Time Complexity of kth largest

Question

So I was asked to find the kth largest value in an array. The code is in java as the tag suggests. I don't fully understand time complexity, and heard this can be done in O of n. I'm wondering what the time complexity of my program would be.

Note, this method really finds the (k+1)Largest Element, and that is intentional.

public static int kthLargest(int[] a, int k){
    int max = Integer.MAX_VALUE, curMax;

    for (int i = 0; i <= k; i++){ //Recurs k+1 times. 
        curMax = 0;

        //This loop just finds the max of the input array.
        //It also makes sure that the max it is finding is less 
        //than the previous max found.
        for (int j = 0; j < a.length; j++){ 
            int num = a[j];
            if (num > curMax && num < max){
                curMax = num;
            }
        }

        max = curMax;
    }
    return max;
}

Just a note, my guess is that it would be O of k*n, which would be worst case of n^2 iterations, however someone told me that k did not matter.

Answer 1

If you are using asymptotic notations to represent time complexity, you can ignore the constants, as by default the meaning of O(n) is g(n) <= cf(n) there g(n) is your function.

The time complexity of your program is O(kn) and yes it can be done in O(n) or O(k*log n).

Try this: https://en.wikipedia.org/wiki/Search_algorithm

Answer 2

Time complexity can be a meaty topic, so for the sake of your question lets just define O as the maximum amount of time a given algorithm will take, expressed in the number of operations (usually comparisons) required.

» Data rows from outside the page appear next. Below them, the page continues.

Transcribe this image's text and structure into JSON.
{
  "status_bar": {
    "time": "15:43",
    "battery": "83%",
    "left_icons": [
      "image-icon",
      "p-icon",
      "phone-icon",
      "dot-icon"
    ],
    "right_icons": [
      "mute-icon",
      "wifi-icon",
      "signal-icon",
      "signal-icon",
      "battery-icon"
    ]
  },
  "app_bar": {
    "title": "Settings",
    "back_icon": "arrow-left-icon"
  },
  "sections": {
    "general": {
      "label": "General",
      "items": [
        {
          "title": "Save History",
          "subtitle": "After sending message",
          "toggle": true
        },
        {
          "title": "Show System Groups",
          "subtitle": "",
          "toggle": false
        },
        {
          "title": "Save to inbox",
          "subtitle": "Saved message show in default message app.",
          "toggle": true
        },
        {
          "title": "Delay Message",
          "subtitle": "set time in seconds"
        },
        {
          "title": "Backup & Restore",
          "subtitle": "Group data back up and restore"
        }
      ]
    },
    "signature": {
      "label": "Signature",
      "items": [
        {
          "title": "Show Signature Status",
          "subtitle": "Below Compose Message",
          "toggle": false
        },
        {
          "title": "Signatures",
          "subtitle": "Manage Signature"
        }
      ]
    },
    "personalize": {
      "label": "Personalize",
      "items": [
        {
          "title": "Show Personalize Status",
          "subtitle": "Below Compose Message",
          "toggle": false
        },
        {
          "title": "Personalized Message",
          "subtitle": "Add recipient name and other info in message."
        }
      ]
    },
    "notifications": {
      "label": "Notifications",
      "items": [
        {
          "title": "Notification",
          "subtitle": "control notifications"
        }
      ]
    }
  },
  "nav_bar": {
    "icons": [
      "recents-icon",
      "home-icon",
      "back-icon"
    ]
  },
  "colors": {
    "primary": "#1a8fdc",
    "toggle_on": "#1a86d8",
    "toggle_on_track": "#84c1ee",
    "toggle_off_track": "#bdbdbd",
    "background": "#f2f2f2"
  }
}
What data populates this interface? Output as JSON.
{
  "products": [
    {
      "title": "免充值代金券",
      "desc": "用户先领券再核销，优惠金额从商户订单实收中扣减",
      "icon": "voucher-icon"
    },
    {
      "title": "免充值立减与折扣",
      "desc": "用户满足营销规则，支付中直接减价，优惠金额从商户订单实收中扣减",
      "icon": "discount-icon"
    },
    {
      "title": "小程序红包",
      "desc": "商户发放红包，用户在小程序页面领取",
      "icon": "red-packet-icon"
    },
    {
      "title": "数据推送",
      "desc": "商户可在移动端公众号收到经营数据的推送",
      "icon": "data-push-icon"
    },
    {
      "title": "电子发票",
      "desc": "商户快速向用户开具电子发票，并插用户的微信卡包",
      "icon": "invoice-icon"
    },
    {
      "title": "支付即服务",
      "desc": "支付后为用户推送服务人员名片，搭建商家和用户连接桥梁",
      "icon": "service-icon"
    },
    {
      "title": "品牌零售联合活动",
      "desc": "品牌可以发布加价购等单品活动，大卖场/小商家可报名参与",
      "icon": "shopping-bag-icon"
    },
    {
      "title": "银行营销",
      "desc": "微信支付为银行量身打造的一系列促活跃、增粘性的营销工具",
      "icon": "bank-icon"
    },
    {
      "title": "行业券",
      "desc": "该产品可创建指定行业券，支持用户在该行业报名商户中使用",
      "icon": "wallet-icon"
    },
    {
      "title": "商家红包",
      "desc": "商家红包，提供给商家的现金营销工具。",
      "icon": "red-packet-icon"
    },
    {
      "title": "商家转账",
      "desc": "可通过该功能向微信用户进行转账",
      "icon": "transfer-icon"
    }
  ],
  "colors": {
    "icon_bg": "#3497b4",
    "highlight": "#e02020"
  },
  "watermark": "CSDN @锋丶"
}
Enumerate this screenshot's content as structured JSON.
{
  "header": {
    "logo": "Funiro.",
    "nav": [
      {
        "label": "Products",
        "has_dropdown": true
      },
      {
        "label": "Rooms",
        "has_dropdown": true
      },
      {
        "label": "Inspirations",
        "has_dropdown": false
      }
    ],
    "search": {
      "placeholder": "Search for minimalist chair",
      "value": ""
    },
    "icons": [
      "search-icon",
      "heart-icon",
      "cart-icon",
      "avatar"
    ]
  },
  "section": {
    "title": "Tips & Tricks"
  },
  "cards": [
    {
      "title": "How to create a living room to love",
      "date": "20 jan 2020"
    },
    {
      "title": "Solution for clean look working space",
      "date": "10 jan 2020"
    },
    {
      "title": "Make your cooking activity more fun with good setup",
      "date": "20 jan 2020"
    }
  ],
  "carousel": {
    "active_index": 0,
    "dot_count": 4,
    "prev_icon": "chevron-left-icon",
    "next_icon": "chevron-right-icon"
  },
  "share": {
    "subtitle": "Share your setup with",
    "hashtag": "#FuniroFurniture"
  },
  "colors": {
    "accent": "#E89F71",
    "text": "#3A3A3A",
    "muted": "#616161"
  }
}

So, traversing an array of size N and finding the largest element takes O(N), because we're having to compare each element in the array to the largest element we've seen up to this point; we only need to traverse the array once while storing the current largest element in memory, hence O(N).

Let's say we then wanted to traverse the same array again, but this type we wanted to find number of elements that are > the current element, for each element in the array. In this case, you'd traverse the full array once for each element in the array, effectively visiting each element N times. N elements in the array visited N times is N*N, so this algorithm would be O(N^2).

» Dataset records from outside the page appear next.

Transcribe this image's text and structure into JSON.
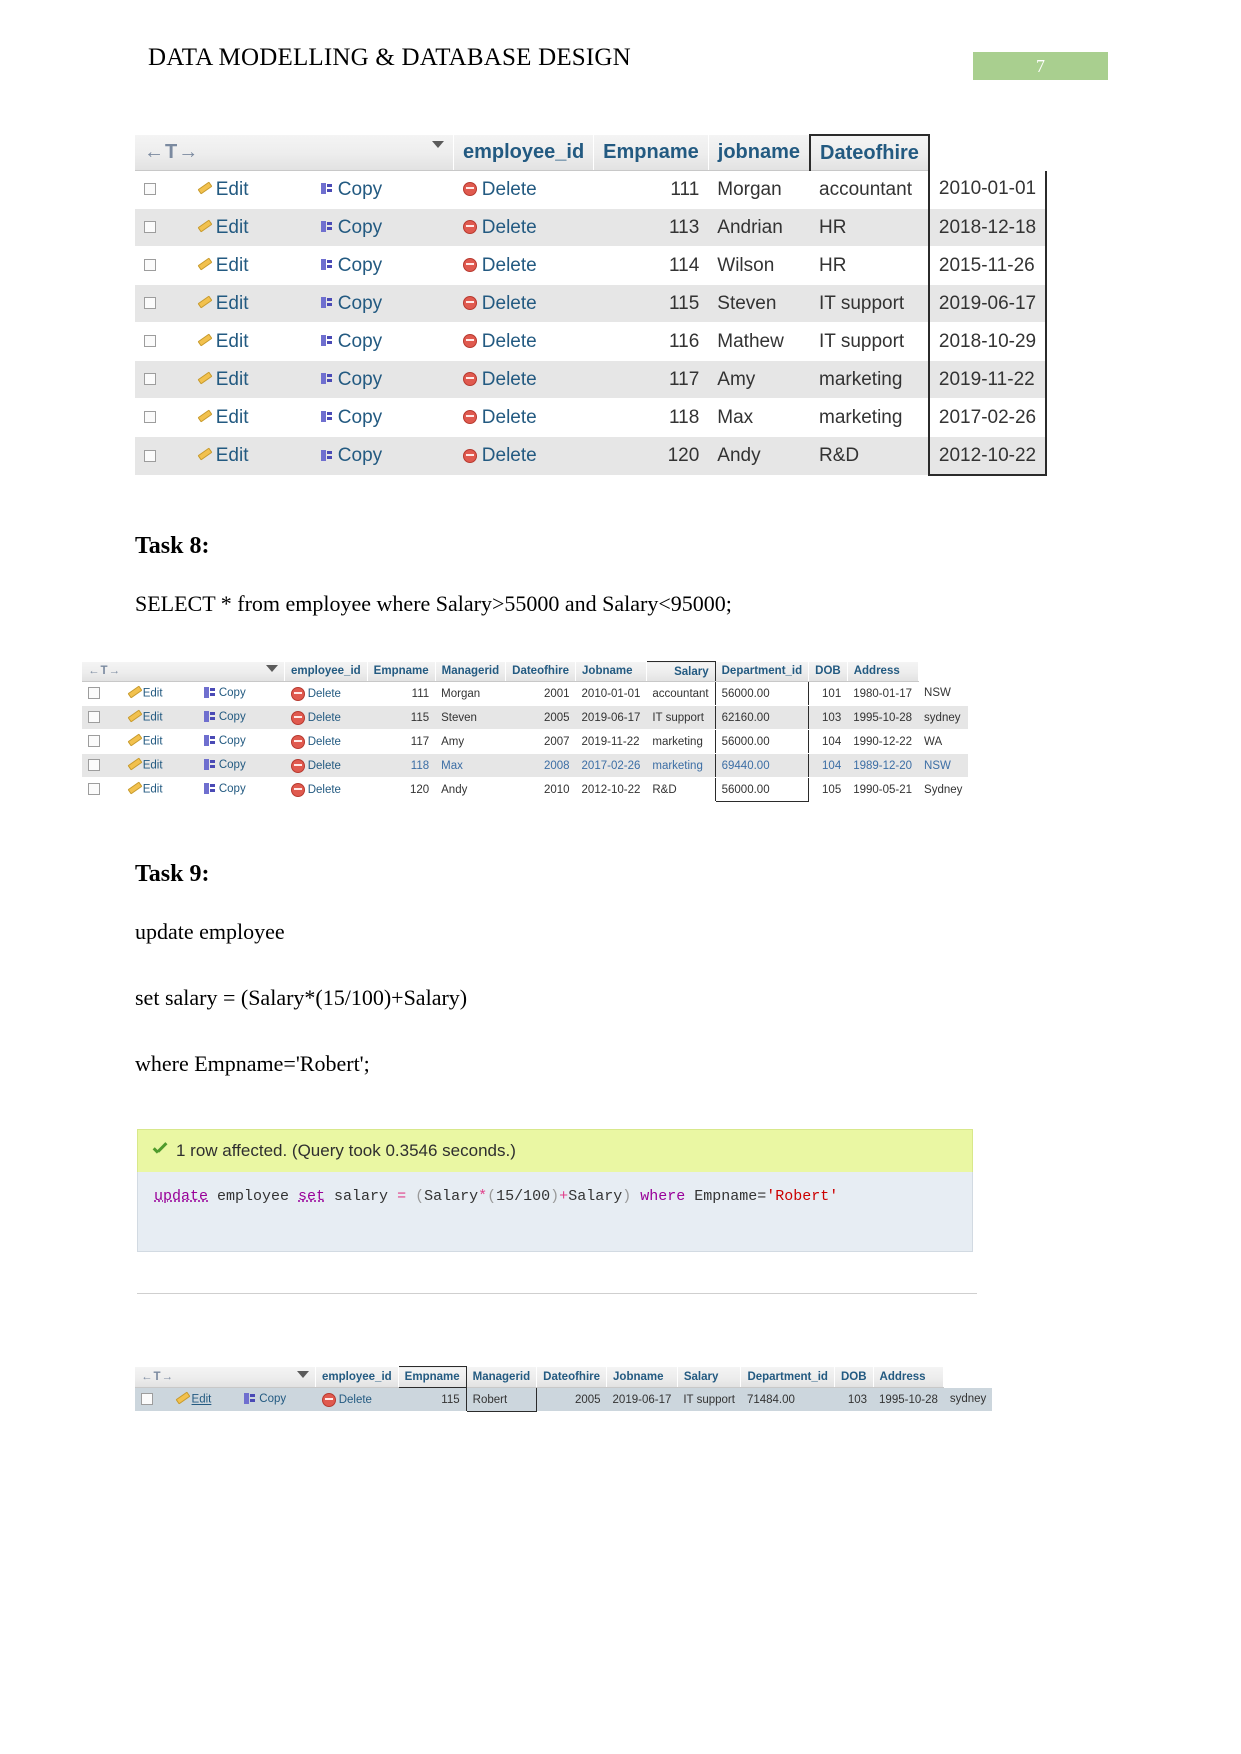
{
  "header": {
    "title": "DATA MODELLING & DATABASE DESIGN",
    "page_number": "7",
    "page_number_bg": "#a9cf8f"
  },
  "table1": {
    "nav_label": "←T→",
    "sort_icon": "chevron-down-icon",
    "columns": [
      "employee_id",
      "Empname",
      "jobname",
      "Dateofhire"
    ],
    "action_labels": {
      "edit": "Edit",
      "copy": "Copy",
      "delete": "Delete"
    },
    "rows": [
      {
        "employee_id": "111",
        "Empname": "Morgan",
        "jobname": "accountant",
        "Dateofhire": "2010-01-01"
      },
      {
        "employee_id": "113",
        "Empname": "Andrian",
        "jobname": "HR",
        "Dateofhire": "2018-12-18"
      },
      {
        "employee_id": "114",
        "Empname": "Wilson",
        "jobname": "HR",
        "Dateofhire": "2015-11-26"
      },
      {
        "employee_id": "115",
        "Empname": "Steven",
        "jobname": "IT support",
        "Dateofhire": "2019-06-17"
      },
      {
        "employee_id": "116",
        "Empname": "Mathew",
        "jobname": "IT support",
        "Dateofhire": "2018-10-29"
      },
      {
        "employee_id": "117",
        "Empname": "Amy",
        "jobname": "marketing",
        "Dateofhire": "2019-11-22"
      },
      {
        "employee_id": "118",
        "Empname": "Max",
        "jobname": "marketing",
        "Dateofhire": "2017-02-26"
      },
      {
        "employee_id": "120",
        "Empname": "Andy",
        "jobname": "R&D",
        "Dateofhire": "2012-10-22"
      }
    ]
  },
  "task8": {
    "heading": "Task 8:",
    "query": "SELECT * from employee where Salary>55000 and Salary<95000;",
    "table": {
      "nav_label": "←T→",
      "columns": [
        "employee_id",
        "Empname",
        "Managerid",
        "Dateofhire",
        "Jobname",
        "Salary",
        "Department_id",
        "DOB",
        "Address"
      ],
      "action_labels": {
        "edit": "Edit",
        "copy": "Copy",
        "delete": "Delete"
      },
      "rows": [
        {
          "employee_id": "111",
          "Empname": "Morgan",
          "Managerid": "2001",
          "Dateofhire": "2010-01-01",
          "Jobname": "accountant",
          "Salary": "56000.00",
          "Department_id": "101",
          "DOB": "1980-01-17",
          "Address": "NSW"
        },
        {
          "employee_id": "115",
          "Empname": "Steven",
          "Managerid": "2005",
          "Dateofhire": "2019-06-17",
          "Jobname": "IT support",
          "Salary": "62160.00",
          "Department_id": "103",
          "DOB": "1995-10-28",
          "Address": "sydney"
        },
        {
          "employee_id": "117",
          "Empname": "Amy",
          "Managerid": "2007",
          "Dateofhire": "2019-11-22",
          "Jobname": "marketing",
          "Salary": "56000.00",
          "Department_id": "104",
          "DOB": "1990-12-22",
          "Address": "WA"
        },
        {
          "employee_id": "118",
          "Empname": "Max",
          "Managerid": "2008",
          "Dateofhire": "2017-02-26",
          "Jobname": "marketing",
          "Salary": "69440.00",
          "Department_id": "104",
          "DOB": "1989-12-20",
          "Address": "NSW"
        },
        {
          "employee_id": "120",
          "Empname": "Andy",
          "Managerid": "2010",
          "Dateofhire": "2012-10-22",
          "Jobname": "R&D",
          "Salary": "56000.00",
          "Department_id": "105",
          "DOB": "1990-05-21",
          "Address": "Sydney"
        }
      ]
    }
  },
  "task9": {
    "heading": "Task 9:",
    "query_lines": [
      "update employee",
      "set salary = (Salary*(15/100)+Salary)",
      "where Empname='Robert';"
    ],
    "result_box": {
      "status_text": "1 row affected. (Query took 0.3546 seconds.)",
      "status_icon": "check-icon",
      "sql": {
        "kw_update": "update",
        "t_employee": " employee ",
        "kw_set": "set",
        "t_salary": " salary ",
        "op_eq": "=",
        "p_open": " (",
        "t_Salary": "Salary",
        "op_star": "*",
        "p_open2": "(",
        "n_15100": "15/100",
        "p_close": ")",
        "op_plus": "+",
        "t_Salary2": "Salary",
        "p_close2": ") ",
        "kw_where": "where",
        "t_empname": " Empname=",
        "str_robert": "'Robert'"
      }
    },
    "table": {
      "nav_label": "←T→",
      "columns": [
        "employee_id",
        "Empname",
        "Managerid",
        "Dateofhire",
        "Jobname",
        "Salary",
        "Department_id",
        "DOB",
        "Address"
      ],
      "action_labels": {
        "edit": "Edit",
        "copy": "Copy",
        "delete": "Delete"
      },
      "rows": [
        {
          "employee_id": "115",
          "Empname": "Robert",
          "Managerid": "2005",
          "Dateofhire": "2019-06-17",
          "Jobname": "IT support",
          "Salary": "71484.00",
          "Department_id": "103",
          "DOB": "1995-10-28",
          "Address": "sydney"
        }
      ]
    }
  }
}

Your algorithm finds the max number in the array K times, where K is the Kth greatest value in the array (I'm assuming you know how the given code works). K, or C, is often used to define a constant in O notation. In some cases, like when multiplying or adding to a polynomial, constants are discarded when defining the O for a given algorithm, though in this case it makes sense to retain the constant due to its non-negligible effect.

Do a simple google search for solutions to this problem that run in O(N) time.

Answer 3

Yes, you're correct that your algorithm is O(k*n), and that there is an O(n) algorithm that is not your algorithm.

(It sounds like your problem is homework, so it's not clear to me I should give you the best answer, but one simple solution might be to sort the array and take the kth element from the end.)